WARNING: This post will take you down a very deep rabbit hole if you let it…good luck.
The duality of everything is going to drive me insane, I think. I yearn for independence and yet need thousands around me to survive. I want eternal happiness, yet feel down or depressed for no reason. I strive to be a man of virtue, yet notice some of my actions are inconsistent with right versus wrong.
I’ve really been noticing the contradiction all around me. It really is everywhere. It is everywhere and unavoidable. AND, like I said, my noticing it lately has been driving me crazy. It is like watching an existential tennis match, when you hate tennis!
- happy/sad
- life/death
- practical/idealistic
- sleep/awake
- materialistic/spiritual
- money is everything/money is nothing
- individuality/non-self
- meaning/emptiness
- purpose/futility
- good/evil
- knowledge/ignorance
I think the insanity begins when you start thinking of all these “opposites” as distinct either/or poles. Either life has purpose or it is futile, either I am happy or I am sad, etc. As soon as you start noticing these things, they pop up all around you, they come at you from everywhere…like that tennis match, or maybe it’s like two opposing walls closing inward on you with ever greater compression (think of the Star Wars trash compactor scene). My personal frustration begins when I try to figure it out. What does it all mean? Is their purpose in life or is it futile? Are we inherently evil or good? Should I reach out to change my world or recede into myself? Should I be happy with what I have, or should I strive for more?
So, this is where I try to break the paradigm, changing that either/or view to one of seeing
suchness, one that sees that there is no either/or. What is the answer to those questions I posed above? When I reflect, meditate and breathe, I see the answer is yes and no, all at once. It might be helpful to combine the answer to “yes&no.” Is life meaningless? yes&no. Does life have purpose? yes&no. Should I strive to attain more wealth, or should I be happy with what I have? yes&no. A “Yes&No” view acknowledges that there is a spectrum of non-answers rather than either/or. It also acknowledges that I may be wrong about my own view, that clinging to an answer I
KNOW is true, may not be correct. This view is something you can study about, but it must be experienced to truly attain it.
Are there absolutes or not? We want there to be, don’t we? We are comfortable when we cling to our “answers.” From a practical standpoint, we decide yes or no all the time. Should I steal this candy bar? No. Is that the right thing to do? Yes. However, when it comes to our place in all of existence, these answers are approximations for truth. What if we ask even more questions about our candy bar problem? Who is selling the candy bar? What are they doing with the profits? What is in the candy bar? Is it hurting people? Isn’t that their choice? Is my neighbor starving? Am I starving?
My point here is not to convince myself that stealing a candy bar might be the right thing to do (although, I suppose given the right conditions, it might). My point is to illustrate that even with the simplest of either/or questions, there is a spectrum that goes unnoticed by us. We create the either/or world to try and simplify our existence, but it is not reality. If too much of this reality seeps through into our view without the right context, it can drive us mad.

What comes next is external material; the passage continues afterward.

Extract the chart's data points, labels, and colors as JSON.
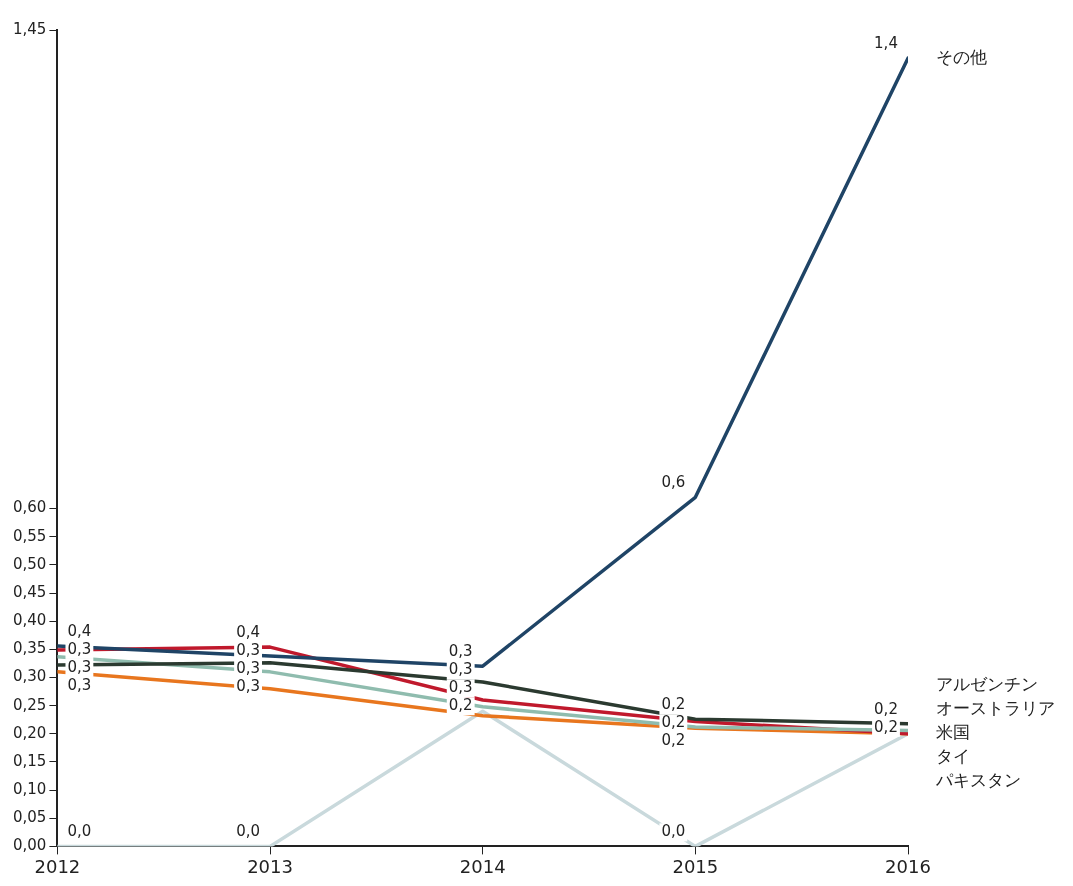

That may very well be where the Buddhist concept of right view comes in. To see reality and thrive, we must have context; a large sea of understanding that helps us see where we fit. When I have a right view, I can see that there is a Middle Way. I know that there are guides to right and wrong, but I understand that these guides are dependent on context, and that all of existence is very complicated.
If I try to point to the grain of sand, I would be both right and wrong.
What I think I am trying to emphasize is that our understanding is almost always incomplete. The appearance of opposites is an illusion. We must always (yes, I said always) make our decisions with incomplete information. We do not know everything about anything, and we know very little about most things. So, when we make our life decisions we can take heart in the fact that we are doing the best we can with the given information. It seems that it is best when we avoid the opposite poles and favor the middle way.
…and hopefully avoid insanity.
“…what makes [the noble truths] noble truths is precisely that they are actual, undeviating, invariable (tatha, avitatha, anannatha). It is the failure to face the actuality of these truths that has caused us to wander for so long through the long course of samsara. It is by penetrating these truths exactly as they are that one can reach the true consummation of the spiritual quest: making an end to suffering.”